Bahan Kimia Klorin yang Berbahaya Ada di Pembalut Sekali Pakai, Apa Lebih Aman Pakai Pembalut Kain?

Komentar

Sumber gambar

Zat berbahaya yang ada didalam pembalut, pentyliner, maupun tampon ternyata termasuk golongan zat karsinogen atau zat yang bisa memicu kanker.

Bisa jadi banyaknya penderita kanker rahim dan kanker v karena bahan kimia yang terdapat pada pembalut ini.

Berdasarkan pengujian Yayasan Lembaga Konsumen Indonesia (YLKI), ditemukan sebanyak sembilan pembalut dan tujuh pantyliner yang mengandung klorin. Bahkan, klorin yang terkandung mencapai rentang lima sampai dengan 55 par per million (ppm).

Klorin merupakan zat kimia yang biasa digunakan untuk pemutih pada tekstil dan kertas.

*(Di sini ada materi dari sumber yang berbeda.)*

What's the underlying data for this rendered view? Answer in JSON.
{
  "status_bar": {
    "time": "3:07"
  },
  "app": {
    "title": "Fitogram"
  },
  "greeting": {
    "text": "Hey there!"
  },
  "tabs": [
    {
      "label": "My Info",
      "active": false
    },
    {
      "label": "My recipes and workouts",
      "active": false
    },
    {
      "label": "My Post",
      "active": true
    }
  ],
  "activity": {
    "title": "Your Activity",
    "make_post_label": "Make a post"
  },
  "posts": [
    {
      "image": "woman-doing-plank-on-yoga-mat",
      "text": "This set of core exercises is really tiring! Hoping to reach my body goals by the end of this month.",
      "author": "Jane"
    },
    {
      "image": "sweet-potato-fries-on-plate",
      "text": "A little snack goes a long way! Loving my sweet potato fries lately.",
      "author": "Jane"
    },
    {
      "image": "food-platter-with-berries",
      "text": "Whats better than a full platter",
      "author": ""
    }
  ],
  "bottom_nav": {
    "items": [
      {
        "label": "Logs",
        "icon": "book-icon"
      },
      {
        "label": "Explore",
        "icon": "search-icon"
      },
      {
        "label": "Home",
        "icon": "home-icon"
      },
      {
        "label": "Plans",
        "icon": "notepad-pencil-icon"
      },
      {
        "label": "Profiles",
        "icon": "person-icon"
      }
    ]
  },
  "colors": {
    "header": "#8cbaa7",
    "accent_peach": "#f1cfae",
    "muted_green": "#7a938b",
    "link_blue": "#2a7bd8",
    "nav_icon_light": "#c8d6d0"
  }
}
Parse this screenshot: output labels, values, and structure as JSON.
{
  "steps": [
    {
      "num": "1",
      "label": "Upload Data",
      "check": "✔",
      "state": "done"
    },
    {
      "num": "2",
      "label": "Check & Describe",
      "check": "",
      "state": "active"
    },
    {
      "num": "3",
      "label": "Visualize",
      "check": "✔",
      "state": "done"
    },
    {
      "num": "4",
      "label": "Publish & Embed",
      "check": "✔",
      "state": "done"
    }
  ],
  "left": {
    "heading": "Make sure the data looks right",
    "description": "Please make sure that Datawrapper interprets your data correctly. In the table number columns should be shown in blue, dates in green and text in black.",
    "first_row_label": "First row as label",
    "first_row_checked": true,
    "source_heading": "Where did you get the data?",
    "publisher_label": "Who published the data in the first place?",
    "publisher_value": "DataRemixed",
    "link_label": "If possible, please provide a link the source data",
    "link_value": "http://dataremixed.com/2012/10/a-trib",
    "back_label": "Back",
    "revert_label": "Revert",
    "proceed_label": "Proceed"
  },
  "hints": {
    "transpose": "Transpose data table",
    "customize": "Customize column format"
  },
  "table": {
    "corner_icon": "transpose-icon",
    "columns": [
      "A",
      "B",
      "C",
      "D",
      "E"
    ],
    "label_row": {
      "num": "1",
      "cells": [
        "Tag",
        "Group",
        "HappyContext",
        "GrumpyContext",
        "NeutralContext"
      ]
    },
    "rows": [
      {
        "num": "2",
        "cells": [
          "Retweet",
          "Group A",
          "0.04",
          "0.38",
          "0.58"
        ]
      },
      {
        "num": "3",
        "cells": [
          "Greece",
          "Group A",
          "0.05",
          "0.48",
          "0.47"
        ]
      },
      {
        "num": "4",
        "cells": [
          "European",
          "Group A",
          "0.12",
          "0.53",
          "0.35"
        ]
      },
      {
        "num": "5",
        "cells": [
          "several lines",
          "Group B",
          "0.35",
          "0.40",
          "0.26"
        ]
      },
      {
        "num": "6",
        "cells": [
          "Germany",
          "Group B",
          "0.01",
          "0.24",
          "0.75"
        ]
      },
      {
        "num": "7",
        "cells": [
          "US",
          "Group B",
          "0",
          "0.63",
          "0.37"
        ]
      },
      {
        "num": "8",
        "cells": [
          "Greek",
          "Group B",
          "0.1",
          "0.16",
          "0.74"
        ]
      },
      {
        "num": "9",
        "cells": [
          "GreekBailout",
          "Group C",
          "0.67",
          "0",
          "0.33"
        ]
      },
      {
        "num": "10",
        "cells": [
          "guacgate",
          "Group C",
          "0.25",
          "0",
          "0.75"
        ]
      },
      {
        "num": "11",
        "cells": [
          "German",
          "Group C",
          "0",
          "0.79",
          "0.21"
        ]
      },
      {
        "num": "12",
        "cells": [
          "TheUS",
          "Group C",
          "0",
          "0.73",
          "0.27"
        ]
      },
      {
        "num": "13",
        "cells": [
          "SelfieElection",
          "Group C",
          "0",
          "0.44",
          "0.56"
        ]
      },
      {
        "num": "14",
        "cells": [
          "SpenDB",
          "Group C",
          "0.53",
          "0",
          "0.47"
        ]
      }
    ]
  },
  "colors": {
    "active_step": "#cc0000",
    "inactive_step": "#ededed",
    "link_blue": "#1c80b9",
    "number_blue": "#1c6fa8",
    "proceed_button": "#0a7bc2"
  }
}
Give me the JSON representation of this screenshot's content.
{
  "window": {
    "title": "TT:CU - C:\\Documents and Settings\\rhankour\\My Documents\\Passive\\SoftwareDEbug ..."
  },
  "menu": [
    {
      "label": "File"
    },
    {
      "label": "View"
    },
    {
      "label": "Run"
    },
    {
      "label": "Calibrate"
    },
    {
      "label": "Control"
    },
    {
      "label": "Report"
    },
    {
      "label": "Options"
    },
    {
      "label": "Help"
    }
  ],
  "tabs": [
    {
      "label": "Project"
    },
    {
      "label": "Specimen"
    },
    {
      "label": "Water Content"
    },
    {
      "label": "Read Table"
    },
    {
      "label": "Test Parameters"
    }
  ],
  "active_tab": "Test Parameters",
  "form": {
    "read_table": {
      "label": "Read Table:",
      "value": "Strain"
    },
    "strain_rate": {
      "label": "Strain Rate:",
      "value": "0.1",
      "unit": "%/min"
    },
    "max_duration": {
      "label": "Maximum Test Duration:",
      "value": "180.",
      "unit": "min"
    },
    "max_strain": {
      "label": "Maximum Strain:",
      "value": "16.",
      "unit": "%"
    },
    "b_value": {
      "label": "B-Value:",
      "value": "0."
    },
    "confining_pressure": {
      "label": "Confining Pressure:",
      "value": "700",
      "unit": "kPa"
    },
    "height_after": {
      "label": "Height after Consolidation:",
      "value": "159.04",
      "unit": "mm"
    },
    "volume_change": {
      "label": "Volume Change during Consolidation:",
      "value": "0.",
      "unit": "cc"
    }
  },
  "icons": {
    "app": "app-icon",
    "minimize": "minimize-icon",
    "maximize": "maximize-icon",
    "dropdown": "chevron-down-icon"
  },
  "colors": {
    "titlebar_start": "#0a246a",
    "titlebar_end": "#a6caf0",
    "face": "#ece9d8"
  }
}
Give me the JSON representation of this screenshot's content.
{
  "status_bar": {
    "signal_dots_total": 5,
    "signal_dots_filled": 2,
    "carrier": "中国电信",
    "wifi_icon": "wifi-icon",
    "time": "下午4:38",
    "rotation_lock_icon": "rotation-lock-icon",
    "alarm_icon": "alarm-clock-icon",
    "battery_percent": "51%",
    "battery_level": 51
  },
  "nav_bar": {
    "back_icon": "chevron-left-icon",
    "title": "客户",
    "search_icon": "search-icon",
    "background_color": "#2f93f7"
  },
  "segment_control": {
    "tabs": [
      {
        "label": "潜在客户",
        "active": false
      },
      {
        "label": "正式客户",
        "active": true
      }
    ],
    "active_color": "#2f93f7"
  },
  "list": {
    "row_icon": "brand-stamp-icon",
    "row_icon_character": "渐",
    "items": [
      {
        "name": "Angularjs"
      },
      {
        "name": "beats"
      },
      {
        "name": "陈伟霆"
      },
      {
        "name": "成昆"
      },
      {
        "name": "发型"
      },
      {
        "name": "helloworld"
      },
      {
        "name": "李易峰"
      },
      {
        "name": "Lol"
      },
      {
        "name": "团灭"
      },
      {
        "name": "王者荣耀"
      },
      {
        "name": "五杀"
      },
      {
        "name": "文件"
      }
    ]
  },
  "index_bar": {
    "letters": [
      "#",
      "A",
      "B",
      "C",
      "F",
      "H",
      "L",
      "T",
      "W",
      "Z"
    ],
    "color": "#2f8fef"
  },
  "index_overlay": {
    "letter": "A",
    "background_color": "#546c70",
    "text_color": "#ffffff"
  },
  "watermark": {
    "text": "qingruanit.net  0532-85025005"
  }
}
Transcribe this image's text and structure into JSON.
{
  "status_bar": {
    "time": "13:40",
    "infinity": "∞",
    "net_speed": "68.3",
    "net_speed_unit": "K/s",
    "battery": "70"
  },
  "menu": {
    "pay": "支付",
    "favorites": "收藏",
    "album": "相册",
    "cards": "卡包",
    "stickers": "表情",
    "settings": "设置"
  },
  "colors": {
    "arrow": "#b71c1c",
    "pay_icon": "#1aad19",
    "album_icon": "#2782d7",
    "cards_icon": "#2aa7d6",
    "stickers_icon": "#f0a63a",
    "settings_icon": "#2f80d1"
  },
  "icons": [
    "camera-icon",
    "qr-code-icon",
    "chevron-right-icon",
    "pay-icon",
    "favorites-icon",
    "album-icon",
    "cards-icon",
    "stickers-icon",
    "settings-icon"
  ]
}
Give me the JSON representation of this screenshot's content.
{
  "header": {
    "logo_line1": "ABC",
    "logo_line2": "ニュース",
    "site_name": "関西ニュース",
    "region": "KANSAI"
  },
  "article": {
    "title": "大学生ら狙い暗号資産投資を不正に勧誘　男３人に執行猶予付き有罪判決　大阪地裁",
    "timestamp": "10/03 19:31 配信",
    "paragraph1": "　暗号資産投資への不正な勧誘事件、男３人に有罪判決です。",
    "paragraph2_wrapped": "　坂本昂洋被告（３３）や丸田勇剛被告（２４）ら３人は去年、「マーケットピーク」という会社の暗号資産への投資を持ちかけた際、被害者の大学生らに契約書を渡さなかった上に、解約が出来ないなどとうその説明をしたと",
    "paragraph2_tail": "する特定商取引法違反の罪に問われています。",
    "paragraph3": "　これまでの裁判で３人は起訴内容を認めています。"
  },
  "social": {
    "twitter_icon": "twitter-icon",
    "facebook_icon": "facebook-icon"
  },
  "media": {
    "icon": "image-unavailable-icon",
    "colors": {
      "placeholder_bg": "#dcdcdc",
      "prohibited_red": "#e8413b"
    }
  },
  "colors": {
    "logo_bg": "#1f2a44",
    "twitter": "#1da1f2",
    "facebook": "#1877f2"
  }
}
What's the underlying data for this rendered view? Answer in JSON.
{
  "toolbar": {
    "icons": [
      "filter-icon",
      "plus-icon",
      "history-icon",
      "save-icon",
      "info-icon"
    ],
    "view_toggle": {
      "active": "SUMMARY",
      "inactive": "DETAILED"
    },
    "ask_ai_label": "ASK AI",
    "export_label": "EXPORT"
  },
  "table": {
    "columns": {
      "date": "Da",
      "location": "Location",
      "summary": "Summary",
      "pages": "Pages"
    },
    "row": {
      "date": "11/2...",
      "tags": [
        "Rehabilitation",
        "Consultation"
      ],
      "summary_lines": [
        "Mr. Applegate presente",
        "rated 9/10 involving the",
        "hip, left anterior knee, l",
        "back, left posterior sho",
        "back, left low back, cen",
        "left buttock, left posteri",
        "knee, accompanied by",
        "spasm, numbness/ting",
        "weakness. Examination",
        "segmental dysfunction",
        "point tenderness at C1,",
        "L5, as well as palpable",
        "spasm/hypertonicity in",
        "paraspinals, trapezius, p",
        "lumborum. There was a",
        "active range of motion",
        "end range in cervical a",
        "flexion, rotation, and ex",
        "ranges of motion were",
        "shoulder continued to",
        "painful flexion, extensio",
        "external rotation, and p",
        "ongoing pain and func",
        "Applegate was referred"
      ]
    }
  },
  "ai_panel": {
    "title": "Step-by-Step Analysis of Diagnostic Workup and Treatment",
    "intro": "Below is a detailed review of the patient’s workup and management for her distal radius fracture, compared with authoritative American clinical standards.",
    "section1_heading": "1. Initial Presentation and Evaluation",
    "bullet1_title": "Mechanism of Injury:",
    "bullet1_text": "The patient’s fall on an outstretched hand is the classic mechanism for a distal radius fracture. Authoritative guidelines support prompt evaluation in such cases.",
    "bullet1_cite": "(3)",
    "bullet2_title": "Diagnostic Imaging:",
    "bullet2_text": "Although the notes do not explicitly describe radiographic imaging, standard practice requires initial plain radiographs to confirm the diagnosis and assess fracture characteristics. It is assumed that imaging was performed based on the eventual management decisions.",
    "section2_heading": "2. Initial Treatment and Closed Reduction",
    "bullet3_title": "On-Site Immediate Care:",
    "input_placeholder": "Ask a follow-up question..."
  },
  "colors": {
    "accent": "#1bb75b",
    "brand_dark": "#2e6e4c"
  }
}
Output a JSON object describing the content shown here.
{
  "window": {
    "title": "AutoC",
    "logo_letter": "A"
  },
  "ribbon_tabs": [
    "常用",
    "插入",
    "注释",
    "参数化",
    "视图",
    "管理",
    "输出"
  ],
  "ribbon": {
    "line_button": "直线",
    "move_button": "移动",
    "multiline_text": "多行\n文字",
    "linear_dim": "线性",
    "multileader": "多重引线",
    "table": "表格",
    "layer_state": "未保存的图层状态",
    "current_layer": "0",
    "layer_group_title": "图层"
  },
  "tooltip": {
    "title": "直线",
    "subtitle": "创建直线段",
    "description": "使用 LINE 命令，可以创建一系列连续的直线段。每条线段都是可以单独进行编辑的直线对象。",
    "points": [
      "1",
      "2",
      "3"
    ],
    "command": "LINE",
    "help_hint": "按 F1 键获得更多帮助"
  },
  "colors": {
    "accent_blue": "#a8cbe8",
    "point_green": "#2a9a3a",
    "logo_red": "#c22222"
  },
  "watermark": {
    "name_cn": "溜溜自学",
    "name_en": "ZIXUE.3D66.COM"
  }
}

Parahnya, jika klorin bersentuhan dengan organ intim dapat menimbulkan berbagai macam masalah kesehatan, seperti gangguan kesehatan reproduksi hingga kanker.

Paparan klorin yang tidak terlalu sering mungkin masih bisa ditolerir oleh tubuh, tapi bila paparan klorin sampai bisa diakumulasi atau dalam hal ini pemakaian pembalut yang rutin tiap bulan, tentu saja risiko terserang penyakit semakin besar.

Berikut beberapa merek pembalut dan pantyliner yang berbahaya versi YLKI:

Pembalut:

  1. CHARM, PT Uni Charm Indonesia 
  2. Nina Anion, PT Panca Talentamas
  3. My Lady, PT Sehat Anugerah Perhasa
  4. VClass Ultra, PT Softex Indonesia
  5. Kotex, PT Kimberly Clark Indonesia
  6. Hers Protex, PT Multi Duta Utari
  7. LAURIER, PT KAO Indonesia
  8. Softex, PT Softex Indonesia
  9. Sotness Standard Jumbo Pack

Pantyliner:

  1. V Class, PT Softex Indonesia
  2. Pure Style, PT Uni Charm Indonesia
  3. My Lady, PT Sehat Anugerah Perkasa
  4. KOTEX Fresh Liners, PT Kimberly Clark Indonesia
  5. Softness Panty Shields, PT Softness Indonesia Indah
  6. CareFree superdry, Johnson & Johnson Indonesia
  7. LAURIER Active Fit, PT KAO Indonesia 

Bagaimana Jika Menggunakan Pembalut Kain? Apa Jauh Lebih Menyehatkan ?

Pemakaian pembalut kain dirasa lebih hemat waktu dan biaya, serta lebih ramah lingkungan karena Anda tak perlu repot untuk bolak-balik mengganti pembalut. 

Secara teknis, Anda memang bisa saja memakai satu pembalut (apapun jenisnya) yang sama selama seharian penuh meski tidak terasa nyaman asal tidak bau dan merembes bocor. 

Selain lebih ramah lingkungan, memakai pembalut kain dapat mengurangi risiko ruam iritasi di selangkangan yang sering muncul akibat bahan pembalut kertas yang umumnya kasar dan mengandung bahan kimia.

Lebih Baik Mana Pembalut Kain Atau Pembalut Sekali Pakai ?

Sebetulnya, kedua pembalut ini sama berisiko dan sama bermanfaatnya untuk menampung darah menstruasi yang keluar. 

Namun, jika ditelisik mana yang lebih sehat, itu semua tergantung cara pemakaian Anda. Semua risiko di atas umumnya bisa dicegah kalau Anda memerhatikan kebersihan vagi na selama menstruasi, seperti yang dikutip dari hellosehat.com.

Jadi untuk mengantisipasi beberapa penyakit yang bisa ditimbulkan karena pembalut ini, maka perlu sekali menjaga kebersihan pada bagian vital tersebut, semoga bermanfaat.